I would normally be tempted to say NO WAY JOSE, but last week I was given the rare opportunity to take care of a three month old foster baby. When I was first asked to do this, for a split second, I immediately thought about how hectic my house already was and flashes of more chaos thundered before my eyes. But my answer was automatically yes, simply because it has been a long standing dream of mine to be a foster parent one day.

So I welcomed this baby girl into my home and allowed her to join our family’s crazy life for a few days. At first, she was just another baby. Very cute, cuddly, and adorably chubby. However, between running back and forth from baby to baby, warming up bottles of milk, and trying to keep my two older children entertained, I hardly had a moment to really sit down and connect with this girl the way I wanted to.
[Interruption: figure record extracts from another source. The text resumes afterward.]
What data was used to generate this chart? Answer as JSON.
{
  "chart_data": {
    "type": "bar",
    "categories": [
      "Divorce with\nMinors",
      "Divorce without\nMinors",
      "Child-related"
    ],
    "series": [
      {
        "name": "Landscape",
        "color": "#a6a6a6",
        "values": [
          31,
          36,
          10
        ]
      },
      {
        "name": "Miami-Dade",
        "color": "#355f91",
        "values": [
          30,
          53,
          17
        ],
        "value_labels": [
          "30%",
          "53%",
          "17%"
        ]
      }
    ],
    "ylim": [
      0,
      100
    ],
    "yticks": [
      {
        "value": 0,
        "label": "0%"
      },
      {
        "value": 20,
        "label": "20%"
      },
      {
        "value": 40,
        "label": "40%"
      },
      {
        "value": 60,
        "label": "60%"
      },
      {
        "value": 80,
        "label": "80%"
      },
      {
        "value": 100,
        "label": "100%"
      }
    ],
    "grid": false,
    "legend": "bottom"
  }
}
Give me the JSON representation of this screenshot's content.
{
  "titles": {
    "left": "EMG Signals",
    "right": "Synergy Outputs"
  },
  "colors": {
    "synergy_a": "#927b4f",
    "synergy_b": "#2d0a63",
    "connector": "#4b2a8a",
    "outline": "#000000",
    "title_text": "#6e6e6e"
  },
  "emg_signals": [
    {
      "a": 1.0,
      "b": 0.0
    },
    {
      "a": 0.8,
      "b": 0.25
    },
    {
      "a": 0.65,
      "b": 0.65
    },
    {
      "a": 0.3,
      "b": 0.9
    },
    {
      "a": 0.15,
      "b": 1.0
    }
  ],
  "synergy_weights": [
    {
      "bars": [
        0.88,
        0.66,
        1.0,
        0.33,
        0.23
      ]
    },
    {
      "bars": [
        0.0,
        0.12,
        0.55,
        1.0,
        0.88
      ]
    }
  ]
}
And then it was naptime and both my baby and this foster baby were crying inconsolably. At first, I alternated between the two, doing my best to comfort each of them for short increments at a time, but that wasn’t helping either of them. So eventually, I gathered both of them into my arms and holding them tightly, I wondered how moms of multiples do it. Then after several minutes passed, I was not sure how much longer I could take before my arms could quite possibly break off, and with each passing second, I became more and more certain that three was REALLY my max and I could not adequately take care of any more.

Thankfully, they both calmed down soon enough and I was able to finally lay them down on the bed for a diaper change. When I was all done, it was just as I was snapping up the final buttons on their little onsies that I caught a glance of their faces and paused to see two pairs of innocent eyes staring intently up at me, one pair brown and the other pair blue. And even as I could feel the beads of sweat trickling their way down my crown from the previous moment’s frenzy, joy took over and overwhelmed me. Both their gazes were so intense and full of longing that almost instinctively, I felt the need to respond. I had to engage.

So looking back and forth from one baby to the other, I spent the next several minutes singing the first made up song that came to mind while they took turns smiling each time my eyes locked with theirs. They were bursting with delight, my son delighting in the love of his mother and this little girl delighting in me just the same. And it was during one of these times I looked deep into those newly acquainted blue eyes, both full of wonder and full of loss that I wasn’t sure she even really knew of, that my heart broke, burst, and became filled to the brim with compassion all at the same time.

How could this happen to a child?? It was an absolute devastating tragedy to think that this baby or any other baby in the world for that matter should be without mother or father. I could not even fathom this happening to the one laying next to her, my beloved son, and I suddenly felt a new measure of love to make room for her in our home, to care for her, and to give her everything I had. She could be like one of my own.

Yet I knew very well that this compassion, this feeling, this urge to love, was not something that spontaneously sprung up from myself nor was it based on any of my own goodness,  “goodness” which had been tested so many times before only to fail and even just a minute ago could not imagine caring for a single child more. But as I sat there suddenly weeping over this girl and her poverty, I thanked God because He was showing me His heart and His capacity to love not only His own one and only begotten son with a perfect love, but to ALSO love each of us orphans in the world with such burning compassion that it moves Him to respond and welcome us all into his home, every single last one of us.

I then knew I could do the same….maybe not for all of creation, but at least for the ones He brought into my life and the ones He might continue to bring, to both extend and to taste for myself a small portion of God’s infinite love.

I am so thankful for this grace. It is the grace to be loved and a grace to love freely with a love that never runs out.